Durante a Revolução Industrial no Reino Unido, a necessidade de horários precisos nas fábricas levou à criação de uma nova profissão: os despertadores humanos. Esses profissionais eram encarregados de garantir que os trabalhadores acordassem a tempo, batendo nas janelas ou lançando ervilhas secas contra os vidros.
Um atraso de apenas cinco minutos poderia comprometer toda a linha de produção, afetando os lucros. Métodos como apitos e sinos eram utilizados, mas frequentemente falhavam em acordar os trabalhadores. Assim, os 'despertadores humanos' tornaram-se essenciais para manter a produtividade.
Essa prática não era exclusiva do Reino Unido; outras culturas também adotaram métodos criativos para acordar as pessoas. Por exemplo, durante o Ramadã, despertadores semelhantes eram usados em comunidades muçulmanas para que as pessoas pudessem rezar antes do amanhecer.

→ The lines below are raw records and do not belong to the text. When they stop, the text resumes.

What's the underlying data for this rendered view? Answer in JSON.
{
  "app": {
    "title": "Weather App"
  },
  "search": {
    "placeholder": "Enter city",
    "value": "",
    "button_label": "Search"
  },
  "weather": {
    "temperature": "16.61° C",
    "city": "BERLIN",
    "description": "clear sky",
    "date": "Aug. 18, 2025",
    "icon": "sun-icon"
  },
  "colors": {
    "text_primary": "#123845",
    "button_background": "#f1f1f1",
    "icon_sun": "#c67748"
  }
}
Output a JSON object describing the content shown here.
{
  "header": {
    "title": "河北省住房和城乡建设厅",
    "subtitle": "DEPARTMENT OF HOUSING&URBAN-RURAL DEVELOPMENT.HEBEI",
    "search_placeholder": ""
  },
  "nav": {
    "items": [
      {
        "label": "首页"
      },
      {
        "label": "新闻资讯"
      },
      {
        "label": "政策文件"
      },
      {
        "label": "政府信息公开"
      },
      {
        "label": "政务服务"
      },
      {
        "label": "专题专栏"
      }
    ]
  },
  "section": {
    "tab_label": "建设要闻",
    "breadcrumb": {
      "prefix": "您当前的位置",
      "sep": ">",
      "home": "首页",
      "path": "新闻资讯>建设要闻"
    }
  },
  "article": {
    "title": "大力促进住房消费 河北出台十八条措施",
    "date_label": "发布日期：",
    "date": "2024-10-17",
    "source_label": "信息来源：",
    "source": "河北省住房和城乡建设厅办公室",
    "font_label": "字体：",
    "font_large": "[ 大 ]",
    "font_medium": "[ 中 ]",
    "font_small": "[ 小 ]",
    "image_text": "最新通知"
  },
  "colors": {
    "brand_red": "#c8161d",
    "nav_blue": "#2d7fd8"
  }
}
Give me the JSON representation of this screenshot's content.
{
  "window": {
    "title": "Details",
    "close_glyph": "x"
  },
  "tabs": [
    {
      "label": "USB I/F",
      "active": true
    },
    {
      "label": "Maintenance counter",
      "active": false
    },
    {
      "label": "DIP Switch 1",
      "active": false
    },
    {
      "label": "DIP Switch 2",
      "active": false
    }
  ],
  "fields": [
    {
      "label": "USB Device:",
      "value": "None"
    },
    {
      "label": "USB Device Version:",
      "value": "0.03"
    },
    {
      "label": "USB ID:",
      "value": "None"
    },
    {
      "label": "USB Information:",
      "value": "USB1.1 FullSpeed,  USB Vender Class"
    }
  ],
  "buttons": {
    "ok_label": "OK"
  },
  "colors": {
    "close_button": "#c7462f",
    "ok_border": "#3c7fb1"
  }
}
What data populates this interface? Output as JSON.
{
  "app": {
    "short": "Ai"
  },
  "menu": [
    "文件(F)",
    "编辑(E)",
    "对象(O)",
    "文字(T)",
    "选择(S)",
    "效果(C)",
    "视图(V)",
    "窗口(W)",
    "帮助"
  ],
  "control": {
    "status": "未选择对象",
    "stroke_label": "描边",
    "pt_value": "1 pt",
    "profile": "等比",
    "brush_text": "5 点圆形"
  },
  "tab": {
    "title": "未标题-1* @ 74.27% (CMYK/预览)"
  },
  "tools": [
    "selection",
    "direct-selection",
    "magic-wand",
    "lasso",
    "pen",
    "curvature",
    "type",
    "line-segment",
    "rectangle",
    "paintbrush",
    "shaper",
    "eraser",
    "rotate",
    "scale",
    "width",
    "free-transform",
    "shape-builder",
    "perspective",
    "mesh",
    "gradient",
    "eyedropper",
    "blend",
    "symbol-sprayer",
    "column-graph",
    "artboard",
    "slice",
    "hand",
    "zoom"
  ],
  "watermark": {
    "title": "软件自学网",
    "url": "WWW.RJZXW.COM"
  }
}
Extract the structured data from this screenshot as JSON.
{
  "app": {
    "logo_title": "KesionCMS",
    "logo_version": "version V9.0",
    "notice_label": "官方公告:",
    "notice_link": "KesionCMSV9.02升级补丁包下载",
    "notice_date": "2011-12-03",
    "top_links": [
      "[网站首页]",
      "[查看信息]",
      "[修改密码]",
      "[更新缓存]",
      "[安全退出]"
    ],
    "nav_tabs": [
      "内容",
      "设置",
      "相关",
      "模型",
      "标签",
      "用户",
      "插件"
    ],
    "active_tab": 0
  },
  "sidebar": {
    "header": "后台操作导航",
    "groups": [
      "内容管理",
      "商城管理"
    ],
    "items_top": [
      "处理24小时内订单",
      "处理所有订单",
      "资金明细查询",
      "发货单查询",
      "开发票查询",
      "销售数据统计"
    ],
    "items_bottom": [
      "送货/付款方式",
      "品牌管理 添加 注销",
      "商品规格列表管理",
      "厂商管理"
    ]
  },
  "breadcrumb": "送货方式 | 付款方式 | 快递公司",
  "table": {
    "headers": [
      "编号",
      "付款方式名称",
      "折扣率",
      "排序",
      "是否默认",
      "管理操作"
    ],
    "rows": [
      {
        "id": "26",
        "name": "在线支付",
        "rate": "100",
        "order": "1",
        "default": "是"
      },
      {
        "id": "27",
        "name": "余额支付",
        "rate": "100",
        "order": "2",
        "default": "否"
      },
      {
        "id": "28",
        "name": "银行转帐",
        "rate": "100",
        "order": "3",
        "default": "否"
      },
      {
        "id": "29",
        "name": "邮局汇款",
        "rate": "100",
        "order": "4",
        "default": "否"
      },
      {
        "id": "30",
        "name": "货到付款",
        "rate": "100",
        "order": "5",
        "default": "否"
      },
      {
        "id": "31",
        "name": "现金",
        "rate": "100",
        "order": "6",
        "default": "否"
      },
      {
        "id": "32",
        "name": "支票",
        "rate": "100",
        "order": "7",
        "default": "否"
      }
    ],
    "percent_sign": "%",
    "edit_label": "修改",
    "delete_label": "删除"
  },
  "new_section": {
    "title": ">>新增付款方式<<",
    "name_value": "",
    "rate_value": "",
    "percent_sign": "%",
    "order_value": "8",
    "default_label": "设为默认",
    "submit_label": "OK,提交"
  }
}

Antes da popularização dos despertadores, as pessoas seguiam os ritmos naturais da luz do dia. Segundo Fatima Yaqoot, professora de saúde do sono, os ritmos circadianos regulam nossos horários de dormir e acordar. Assim, o ambiente e os ciclos naturais influenciavam fortemente os hábitos de sono.
Historicamente, o canto do galo e o canto dos pássaros eram sinais naturais de que um novo dia estava começando. Na Europa medieval, sinos de igrejas eram usados para organizar as atividades diárias. Além disso, dispositivos como relógios de vela e clepsidras também desempenhavam um papel vital como despertadores primitivos.
Com o passar do tempo, o conceito de acordar evoluiu, mas a necessidade humana de encontrar maneiras eficientes de se despertar continua. Entender esses métodos históricos pode nos oferecer insights sobre nossos próprios hábitos de sono e acordar.